Can we respect that?

4 COMMENTS

  1. It is the biggest hypocrisy that the French and the U.S. especially are crying out about free speech when this is a clear case of do not offend people. Especially when this is the one thing that Muslims do not want anybody to do. Can that be respected? Is it that hard to try not to offend? Nobody wants anybody to get killed, but I think we all have to be mindful of what would incite violence in other people and at least try not to step on anybody’s toes.
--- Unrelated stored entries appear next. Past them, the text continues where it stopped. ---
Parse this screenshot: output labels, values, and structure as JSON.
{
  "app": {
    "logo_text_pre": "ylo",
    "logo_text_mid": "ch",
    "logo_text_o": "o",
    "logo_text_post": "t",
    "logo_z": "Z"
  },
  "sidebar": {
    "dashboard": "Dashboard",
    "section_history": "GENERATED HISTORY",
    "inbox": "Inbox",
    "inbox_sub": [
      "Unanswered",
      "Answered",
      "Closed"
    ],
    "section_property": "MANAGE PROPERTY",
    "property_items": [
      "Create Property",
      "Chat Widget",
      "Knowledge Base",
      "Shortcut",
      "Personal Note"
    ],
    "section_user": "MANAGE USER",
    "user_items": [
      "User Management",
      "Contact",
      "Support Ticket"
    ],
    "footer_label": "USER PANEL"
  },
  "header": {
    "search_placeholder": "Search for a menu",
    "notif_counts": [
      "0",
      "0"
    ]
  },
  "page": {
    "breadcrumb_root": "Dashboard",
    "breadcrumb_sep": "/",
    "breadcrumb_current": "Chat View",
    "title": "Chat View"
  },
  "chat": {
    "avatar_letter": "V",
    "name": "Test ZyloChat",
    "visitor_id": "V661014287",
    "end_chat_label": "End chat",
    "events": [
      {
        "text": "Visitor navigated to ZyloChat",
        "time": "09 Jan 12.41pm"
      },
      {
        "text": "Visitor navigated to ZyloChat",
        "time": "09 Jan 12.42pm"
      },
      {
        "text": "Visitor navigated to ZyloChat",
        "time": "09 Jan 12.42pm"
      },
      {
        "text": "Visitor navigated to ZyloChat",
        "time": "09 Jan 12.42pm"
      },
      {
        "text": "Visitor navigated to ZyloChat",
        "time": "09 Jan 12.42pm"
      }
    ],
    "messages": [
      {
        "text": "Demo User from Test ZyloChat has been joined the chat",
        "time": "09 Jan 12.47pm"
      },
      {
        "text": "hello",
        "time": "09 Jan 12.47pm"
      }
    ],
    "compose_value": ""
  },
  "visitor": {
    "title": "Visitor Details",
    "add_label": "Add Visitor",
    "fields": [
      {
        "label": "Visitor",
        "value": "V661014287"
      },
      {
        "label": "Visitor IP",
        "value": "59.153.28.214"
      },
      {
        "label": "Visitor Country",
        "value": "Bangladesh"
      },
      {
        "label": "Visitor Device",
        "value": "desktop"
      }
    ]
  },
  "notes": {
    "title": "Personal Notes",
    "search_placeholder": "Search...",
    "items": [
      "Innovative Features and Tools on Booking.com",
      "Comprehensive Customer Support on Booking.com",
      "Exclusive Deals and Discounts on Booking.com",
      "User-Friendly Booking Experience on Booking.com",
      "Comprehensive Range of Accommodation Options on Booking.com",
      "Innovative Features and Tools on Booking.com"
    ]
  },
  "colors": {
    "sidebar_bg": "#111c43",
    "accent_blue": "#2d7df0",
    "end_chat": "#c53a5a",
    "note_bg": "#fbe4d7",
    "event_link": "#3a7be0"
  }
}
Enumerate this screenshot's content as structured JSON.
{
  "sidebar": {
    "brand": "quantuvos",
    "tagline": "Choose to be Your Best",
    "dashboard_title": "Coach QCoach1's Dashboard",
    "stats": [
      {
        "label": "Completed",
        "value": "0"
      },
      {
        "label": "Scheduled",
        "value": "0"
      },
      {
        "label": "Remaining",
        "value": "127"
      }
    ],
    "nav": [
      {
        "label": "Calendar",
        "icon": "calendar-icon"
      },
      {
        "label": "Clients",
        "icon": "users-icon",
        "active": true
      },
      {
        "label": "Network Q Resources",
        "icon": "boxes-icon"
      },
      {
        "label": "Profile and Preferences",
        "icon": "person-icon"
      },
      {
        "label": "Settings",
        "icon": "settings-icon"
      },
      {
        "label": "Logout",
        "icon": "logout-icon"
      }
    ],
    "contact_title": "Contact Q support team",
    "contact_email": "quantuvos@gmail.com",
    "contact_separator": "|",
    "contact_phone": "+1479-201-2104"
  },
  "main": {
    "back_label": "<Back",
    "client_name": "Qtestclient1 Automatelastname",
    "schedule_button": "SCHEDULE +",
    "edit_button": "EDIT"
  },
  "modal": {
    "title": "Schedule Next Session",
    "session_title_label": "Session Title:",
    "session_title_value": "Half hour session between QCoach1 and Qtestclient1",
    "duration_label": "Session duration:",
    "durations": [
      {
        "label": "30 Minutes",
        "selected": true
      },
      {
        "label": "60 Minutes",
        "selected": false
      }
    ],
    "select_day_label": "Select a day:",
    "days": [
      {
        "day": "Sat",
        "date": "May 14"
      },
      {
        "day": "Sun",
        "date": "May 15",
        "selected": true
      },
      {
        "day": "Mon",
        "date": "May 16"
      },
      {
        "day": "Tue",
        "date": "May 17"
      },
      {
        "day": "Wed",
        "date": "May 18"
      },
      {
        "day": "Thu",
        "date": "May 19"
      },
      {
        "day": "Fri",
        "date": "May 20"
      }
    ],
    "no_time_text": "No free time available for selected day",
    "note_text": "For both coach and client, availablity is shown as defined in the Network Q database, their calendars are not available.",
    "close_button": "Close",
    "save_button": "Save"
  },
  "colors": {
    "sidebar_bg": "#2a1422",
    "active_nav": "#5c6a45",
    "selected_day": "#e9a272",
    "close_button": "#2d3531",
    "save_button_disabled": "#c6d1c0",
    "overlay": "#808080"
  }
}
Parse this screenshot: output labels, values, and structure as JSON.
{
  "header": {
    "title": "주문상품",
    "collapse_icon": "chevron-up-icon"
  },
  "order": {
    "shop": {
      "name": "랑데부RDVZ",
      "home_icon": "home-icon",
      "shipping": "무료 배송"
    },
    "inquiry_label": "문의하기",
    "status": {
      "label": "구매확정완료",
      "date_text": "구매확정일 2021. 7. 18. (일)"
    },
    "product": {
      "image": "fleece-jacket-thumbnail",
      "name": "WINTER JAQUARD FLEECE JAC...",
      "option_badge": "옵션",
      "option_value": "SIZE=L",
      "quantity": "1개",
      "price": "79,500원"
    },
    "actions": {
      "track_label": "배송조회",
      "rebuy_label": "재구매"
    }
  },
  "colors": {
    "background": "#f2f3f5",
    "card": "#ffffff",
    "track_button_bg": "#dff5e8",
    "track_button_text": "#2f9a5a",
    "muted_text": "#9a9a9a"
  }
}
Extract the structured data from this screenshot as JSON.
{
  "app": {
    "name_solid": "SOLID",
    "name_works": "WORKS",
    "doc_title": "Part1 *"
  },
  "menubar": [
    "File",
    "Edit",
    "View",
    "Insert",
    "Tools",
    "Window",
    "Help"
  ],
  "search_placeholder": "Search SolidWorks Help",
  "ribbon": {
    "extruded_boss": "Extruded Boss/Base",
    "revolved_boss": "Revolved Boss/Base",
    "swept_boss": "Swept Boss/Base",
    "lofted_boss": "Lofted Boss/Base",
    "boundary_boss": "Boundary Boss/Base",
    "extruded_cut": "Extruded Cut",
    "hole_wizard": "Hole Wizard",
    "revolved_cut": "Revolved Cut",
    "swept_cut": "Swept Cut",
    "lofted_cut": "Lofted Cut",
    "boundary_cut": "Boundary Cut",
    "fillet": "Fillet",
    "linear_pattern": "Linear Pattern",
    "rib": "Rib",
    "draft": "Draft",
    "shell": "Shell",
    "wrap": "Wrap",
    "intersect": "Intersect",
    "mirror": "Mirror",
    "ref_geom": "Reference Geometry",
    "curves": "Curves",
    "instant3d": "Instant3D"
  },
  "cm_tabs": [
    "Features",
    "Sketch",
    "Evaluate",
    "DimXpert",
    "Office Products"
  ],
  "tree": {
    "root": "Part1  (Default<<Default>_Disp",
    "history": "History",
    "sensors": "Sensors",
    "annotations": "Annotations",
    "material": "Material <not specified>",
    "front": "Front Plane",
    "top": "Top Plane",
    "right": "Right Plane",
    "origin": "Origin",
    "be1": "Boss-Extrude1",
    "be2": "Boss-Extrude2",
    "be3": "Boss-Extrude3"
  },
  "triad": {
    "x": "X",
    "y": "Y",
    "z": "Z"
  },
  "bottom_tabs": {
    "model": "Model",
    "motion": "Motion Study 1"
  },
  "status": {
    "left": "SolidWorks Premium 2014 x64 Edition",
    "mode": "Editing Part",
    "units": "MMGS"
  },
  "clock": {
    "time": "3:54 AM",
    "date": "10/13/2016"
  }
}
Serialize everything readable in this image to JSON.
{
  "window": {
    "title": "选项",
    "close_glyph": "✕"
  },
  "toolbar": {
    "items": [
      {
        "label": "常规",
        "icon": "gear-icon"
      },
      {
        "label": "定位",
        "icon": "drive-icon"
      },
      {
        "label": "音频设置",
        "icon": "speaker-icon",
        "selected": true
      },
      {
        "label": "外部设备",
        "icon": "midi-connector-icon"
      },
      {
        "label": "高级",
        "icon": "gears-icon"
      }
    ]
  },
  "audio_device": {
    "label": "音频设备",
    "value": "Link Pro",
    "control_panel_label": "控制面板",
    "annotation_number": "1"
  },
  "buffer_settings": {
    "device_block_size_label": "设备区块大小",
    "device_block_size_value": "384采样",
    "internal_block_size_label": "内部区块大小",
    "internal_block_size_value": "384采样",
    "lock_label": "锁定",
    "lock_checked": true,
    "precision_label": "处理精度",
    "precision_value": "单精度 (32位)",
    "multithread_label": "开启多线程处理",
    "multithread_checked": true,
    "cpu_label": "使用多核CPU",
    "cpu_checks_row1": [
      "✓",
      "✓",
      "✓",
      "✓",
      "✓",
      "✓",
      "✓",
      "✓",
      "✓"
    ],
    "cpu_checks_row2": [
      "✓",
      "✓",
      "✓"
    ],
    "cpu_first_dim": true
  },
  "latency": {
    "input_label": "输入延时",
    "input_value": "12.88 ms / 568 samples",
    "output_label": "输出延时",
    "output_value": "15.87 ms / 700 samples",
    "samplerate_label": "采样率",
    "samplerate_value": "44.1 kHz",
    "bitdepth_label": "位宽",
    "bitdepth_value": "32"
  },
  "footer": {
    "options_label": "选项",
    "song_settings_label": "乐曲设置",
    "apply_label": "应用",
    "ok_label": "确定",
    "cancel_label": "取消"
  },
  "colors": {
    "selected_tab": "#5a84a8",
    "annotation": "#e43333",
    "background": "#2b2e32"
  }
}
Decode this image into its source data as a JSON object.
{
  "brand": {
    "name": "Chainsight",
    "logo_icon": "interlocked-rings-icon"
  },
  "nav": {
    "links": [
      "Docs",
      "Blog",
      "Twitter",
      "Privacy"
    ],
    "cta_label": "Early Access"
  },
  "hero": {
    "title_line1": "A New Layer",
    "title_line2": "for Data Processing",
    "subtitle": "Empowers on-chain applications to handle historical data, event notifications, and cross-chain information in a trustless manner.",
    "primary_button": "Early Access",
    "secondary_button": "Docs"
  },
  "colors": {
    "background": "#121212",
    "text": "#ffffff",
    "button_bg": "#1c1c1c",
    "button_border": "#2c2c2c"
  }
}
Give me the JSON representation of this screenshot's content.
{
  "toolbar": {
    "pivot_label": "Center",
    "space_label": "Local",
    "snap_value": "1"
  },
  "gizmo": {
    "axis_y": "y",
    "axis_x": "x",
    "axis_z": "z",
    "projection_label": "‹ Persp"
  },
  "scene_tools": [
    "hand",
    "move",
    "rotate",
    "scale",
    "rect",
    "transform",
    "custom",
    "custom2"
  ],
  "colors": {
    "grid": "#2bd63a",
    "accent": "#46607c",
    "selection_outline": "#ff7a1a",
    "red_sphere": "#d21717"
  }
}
  2. Here’s a little known fact: the Swastika symbol that the Nazis used was originally an Ancient Egyptian symbol meaning peace. But now Jews all around the world don’t want anyone to use the symbol, because they associate it with the Holocaust, no matter that the symbol has an original meaning before Europeans appropriated it for their own use. People comply with the wishes of Jews, so not to offend. So why can’t people comply with the wishes of Muslims to not depict the Prophet Mohammed, so not to offend? This is hardly a complex issue at hand. Either everyone makes a pact to not offend, so I guess we can start using Swastikas again.

  3. Couldn’t agree more emphatically. This is about respect. We have to be the bigger people. But for some reason we are bullying the people we claim are lesser than us. Bullying is our way now to say – fuck you! Which is fine. Only we are not going to gain any respect with our other words!